Part 34. The Common Cold
There are certain laws of nature that mature adults have learned to deal with, to
accept, to submit themselves to without question. Nobody really questions whether
there is a law of gravity, or whether they can safely drive off a cliff. Nobody
really thinks they can go more than one or two nights without sleep. And, of course,
there's always the common cold. Nobody, with the exception of a handful of unusually
germ-resistant people out there who somehow manage to accumulate decades of perfect
attendance, really believes that they will be able to go through their entire lives
-- or even the next few years -- without catching some kind of cold or flu bug.
What people have resigned themselves to doing, then, is merely to address the symptoms.
They stock up on cold remedies, aspirins, cough medicine, extra Kleenex tissues,
whatever it takes to get them through those miserable few days of illness. They
use hot water bottles or hot coffee or menthol-vapor rubs or whatever else they
need to ease the pain. A few prudent folks even stockpile sick days instead of squandering
them on little things. Yet none of these people would be so absurd as to think that
any of these pain-relievers or ache-reducers is actually going to effect a cure.

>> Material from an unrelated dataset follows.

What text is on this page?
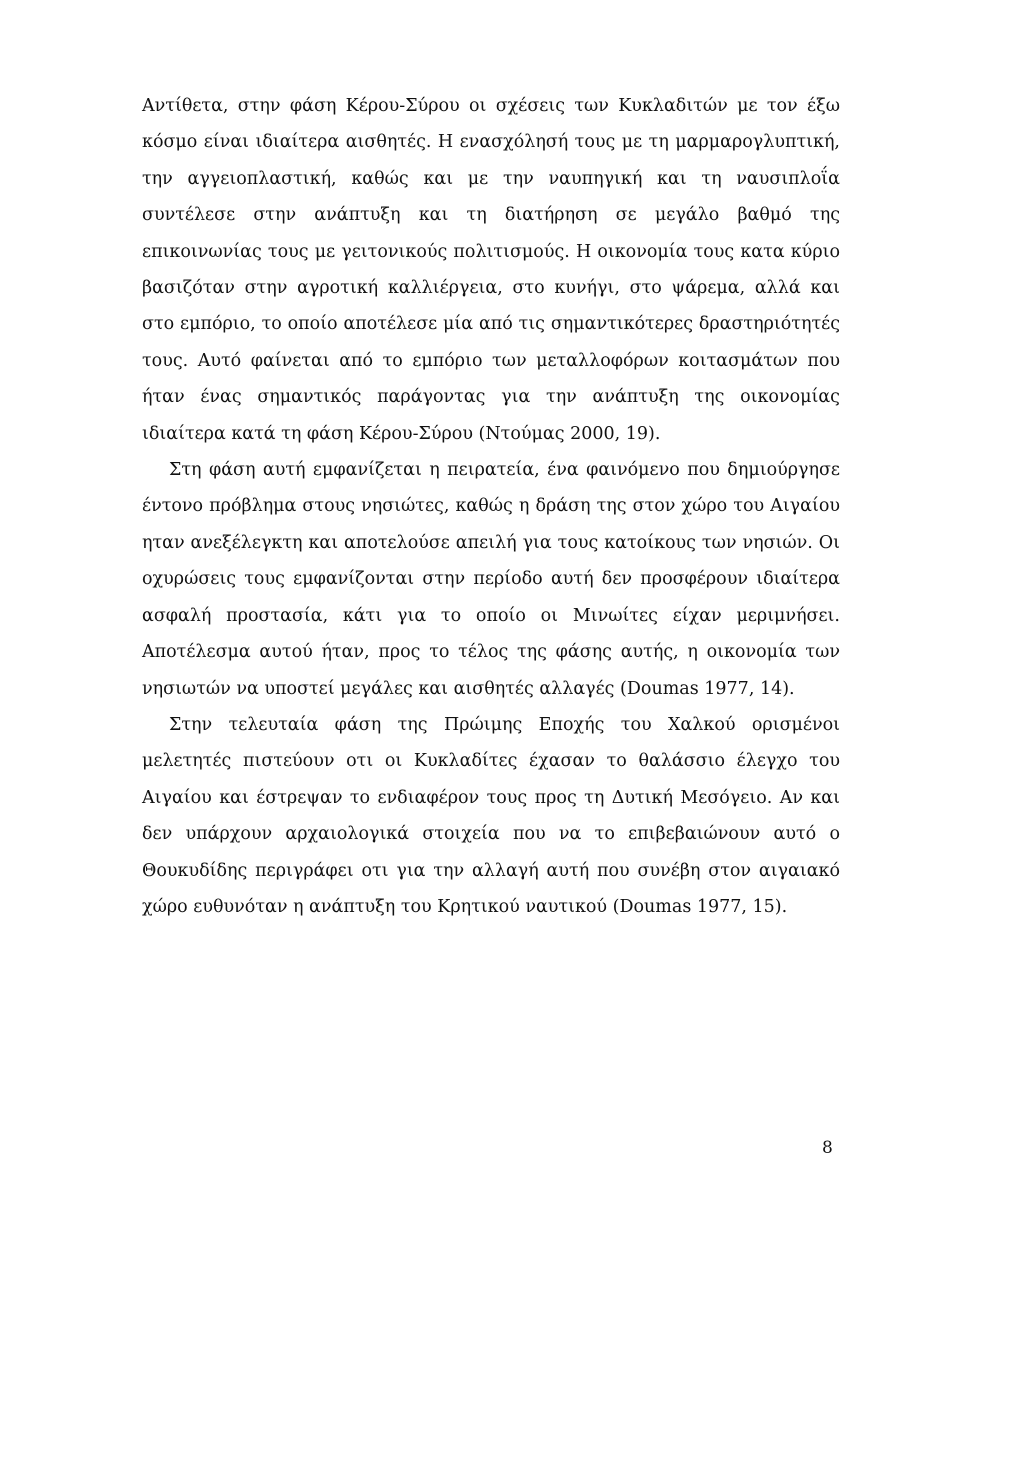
Αντίθετα, στην φάση Κέρου-Σύρου οι σχέσεις των Κυκλαδιτών με τον έξω κόσμο είναι ιδιαίτερα αισθητές. Η ενασχόλησή τους με τη μαρμαρογλυπτική, την αγγειοπλαστική, καθώς και με την ναυπηγική και τη ναυσιπλοΐα συντέλεσε στην ανάπτυξη και τη διατήρηση σε μεγάλο βαθμό της επικοινωνίας τους με γειτονικούς πολιτισμούς. Η οικονομία τους κατα κύριο βασιζόταν στην αγροτική καλλιέργεια, στο κυνήγι, στο ψάρεμα, αλλά και στο εμπόριο, το οποίο αποτέλεσε μία από τις σημαντικότερες δραστηριότητές τους. Αυτό φαίνεται από το εμπόριο των μεταλλοφόρων κοιτασμάτων που ήταν ένας σημαντικός παράγοντας για την ανάπτυξη της οικονομίας ιδιαίτερα κατά τη φάση Κέρου-Σύρου (Ντούμας 2000, 19).

Στη φάση αυτή εμφανίζεται η πειρατεία, ένα φαινόμενο που δημιούργησε έντονο πρόβλημα στους νησιώτες, καθώς η δράση της στον χώρο του Αιγαίου ηταν ανεξέλεγκτη και αποτελούσε απειλή για τους κατοίκους των νησιών. Οι οχυρώσεις τους εμφανίζονται στην περίοδο αυτή δεν προσφέρουν ιδιαίτερα ασφαλή προστασία, κάτι για το οποίο οι Μινωίτες είχαν μεριμνήσει. Αποτέλεσμα αυτού ήταν, προς το τέλος της φάσης αυτής, η οικονομία των νησιωτών να υποστεί μεγάλες και αισθητές αλλαγές (Doumas 1977, 14).

Στην τελευταία φάση της Πρώιμης Εποχής του Χαλκού ορισμένοι μελετητές πιστεύουν οτι οι Κυκλαδίτες έχασαν το θαλάσσιο έλεγχο του Αιγαίου και έστρεψαν το ενδιαφέρον τους προς τη Δυτική Μεσόγειο. Αν και δεν υπάρχουν αρχαιολογικά στοιχεία που να το επιβεβαιώνουν αυτό ο Θουκυδίδης περιγράφει οτι για την αλλαγή αυτή που συνέβη στον αιγαιακό χώρο ευθυνόταν η ανάπτυξη του Κρητικού ναυτικού (Doumas 1977, 15).

8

Nobody with any degree of sanity gets up from the sickbed and actually says, "Well,
that's the last time I'll have to put up with that!"
So people have collectively and individually been beaten into a kind of submission
or servitude to a fickle master, the common cold, and they willingly accept that
sooner or later they must slavishly obey the commands of this law of nature. Yet
a similar kind of absent-minded, blindly-obedient servitude exists in the world
of computer software as well. People have come to accept Microsoft products as timidly
as they accept the common cold. Just like some immutable "law of nature,"
Microsoft is viewed as being as twisty, as slippery, and as relentless as a constantly-mutating
strain of virus.
How then do people address their frustrations, their downtime, and the unexpected
little "sickness" that now plagues their computers? The same way they
take care of their colds, with plenty of "medicine" to treat the symptoms:
backup disks, virus protection, tuneup aids, helpful books and tip sheets, and even
the phone number of a local PC "medic" in case the sickness takes an unusually
bad turn. People have basically given up on the hope of ever being safe, healthy,
and Microsoft-free once again, just as they have forsaken any hope of avoiding the
common cold. Microsoft's vaunted "marketing" is nothing more than the
practice of ensuring the pervasiveness of a product to the point of beating into
submission people's natural desires for freedom of choice and product quality.